• bu işe gönül verdi iseniz sık sık "bizim bir arkadaş da senin gibi internetten işler yapıyor aslında hep tanıştırmak istiyorum sizi" vs. cümleler duyarsınız. bunu en son bir domates tüccarı söyledi bana. bre dürzü ben seni gördüğüm her manav ile tanıştırıyor muyum? halk gözünde oturduğu yerden para kazanan adamsınız sanırım.
  • türkiye'nin sadece askeri teknoloji kategorisinde değil her anlamda çok ama çok fena halde ıskaladığı alandır. bu ıskanın sürekli şikayet ettiğimiz cari açığın hizmetler bölümüne yansıması hiç analiz edildi mi bilmiyorum, ama orta vadede bu alana yeterli yatırımı yapmazsak ağlamaktan gözümüzde yaş kalmaz. zira dünyada hala bu alanın outsource edilmesi anlamında çok büyük bir açık mevcut.
  • sosyal bilimci olarak acayip imrendiğim iş. hayatımı kolaylaştıran muhteşem bir dünya. ofiste bana bir iş patladı. 2 ay boyunca her gün kesintisiz 5 saatimi harcayacağım bir güncelleme. bir tür veri girişi. mesai mesaidir sorun yok yapacağım. ama sıkıldım. bilgisayar mühendisi bir arkadaşa durumu anlattım anlatmam 10 dakika sürdü. ben anlatırken o kafasıyla ve gözüyle havaya kodlar yazmaya başlamıştı bile. sonra kapandı 5 saatini harcadı. bir kod yazdı ve ve bir panel açtı bana. aynı işi her gün 10 dakika ayırarak hallettim. gün başına 4 saat 50 dakika kazandım. işte bunlar hep yazılım.
  • tarihinde hiç olmadığı kadar farklı bir döneme girmiş; sihir ile eşdeğer acaip olay.
  • belki her meslek bu gruba girebilir ama, iki ucu boklu degnek bir meslektir.

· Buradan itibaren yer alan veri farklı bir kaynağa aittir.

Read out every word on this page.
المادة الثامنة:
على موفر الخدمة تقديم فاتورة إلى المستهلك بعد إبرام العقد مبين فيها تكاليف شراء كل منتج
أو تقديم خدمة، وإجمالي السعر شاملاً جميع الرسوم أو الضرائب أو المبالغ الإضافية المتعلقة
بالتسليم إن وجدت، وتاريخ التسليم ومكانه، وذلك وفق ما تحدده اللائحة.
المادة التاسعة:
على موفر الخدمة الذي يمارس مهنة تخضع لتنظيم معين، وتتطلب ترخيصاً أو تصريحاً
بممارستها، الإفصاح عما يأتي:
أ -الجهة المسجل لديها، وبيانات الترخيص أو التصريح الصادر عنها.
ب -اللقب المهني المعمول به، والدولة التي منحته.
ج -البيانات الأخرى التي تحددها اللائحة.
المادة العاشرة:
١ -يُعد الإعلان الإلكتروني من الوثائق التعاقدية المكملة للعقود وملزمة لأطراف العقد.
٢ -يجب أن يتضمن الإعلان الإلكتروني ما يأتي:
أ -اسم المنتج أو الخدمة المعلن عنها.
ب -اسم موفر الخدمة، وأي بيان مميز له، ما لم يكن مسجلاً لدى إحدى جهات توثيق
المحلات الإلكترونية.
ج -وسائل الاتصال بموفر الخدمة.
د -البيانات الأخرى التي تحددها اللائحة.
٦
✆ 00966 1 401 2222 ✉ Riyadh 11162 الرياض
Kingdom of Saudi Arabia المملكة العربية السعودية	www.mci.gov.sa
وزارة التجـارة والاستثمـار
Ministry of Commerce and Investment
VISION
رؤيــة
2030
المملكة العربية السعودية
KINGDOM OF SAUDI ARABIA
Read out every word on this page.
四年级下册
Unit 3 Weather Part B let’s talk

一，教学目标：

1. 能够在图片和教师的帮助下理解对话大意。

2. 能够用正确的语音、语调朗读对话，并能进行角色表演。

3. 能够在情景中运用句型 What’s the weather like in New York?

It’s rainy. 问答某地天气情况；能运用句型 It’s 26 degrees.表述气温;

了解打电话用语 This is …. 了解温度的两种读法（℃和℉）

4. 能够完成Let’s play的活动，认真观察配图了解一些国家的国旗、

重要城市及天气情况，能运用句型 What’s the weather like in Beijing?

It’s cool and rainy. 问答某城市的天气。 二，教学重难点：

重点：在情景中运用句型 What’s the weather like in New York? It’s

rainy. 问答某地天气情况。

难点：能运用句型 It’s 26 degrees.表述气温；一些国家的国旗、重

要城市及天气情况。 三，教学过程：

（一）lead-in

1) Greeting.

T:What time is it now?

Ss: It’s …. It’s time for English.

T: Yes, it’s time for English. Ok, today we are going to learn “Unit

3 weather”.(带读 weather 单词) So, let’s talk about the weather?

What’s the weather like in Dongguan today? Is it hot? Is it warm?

    bir yanda hergun yeni cikan, gelisen teknolojiler, stackler. bir yanda da konfor alaninin o dayanilmaz hafifligi.

    konfor alanina girdiginiz vakit is hayatiniz cok sikici ve bir ton amelasyon is ile dolup tasiyor, bu isleri kas hafizanizla bile kotarabiliyorsunuz. sadece biraz motivasyon ile ise baslamaniz yeterli, sonu geliyor... etrafinizi da; kaliteli is cikiyorum, bu isin oluru sizin dediginizin x2 kati adam gundur diye yiyebilirseniz, gotunuzu yayabilirsiniz.

    degnegin oteki ucu da arastirma, okuma, uygulama, fail olma, basarma vs... ilk baslarda eglenceli oluyor acikcasi, basarma duygusu endorfin salgilatmiyor degil... ancak bu sefer de; "bordroluyum amk ne kadar fazla calisirsam calisayim aldigim maas belli, beni deli mi sikti!" konumuna geliyorsunuz(geliyorum).

    meslegin 10. yilinda biraz sikilmadim degil.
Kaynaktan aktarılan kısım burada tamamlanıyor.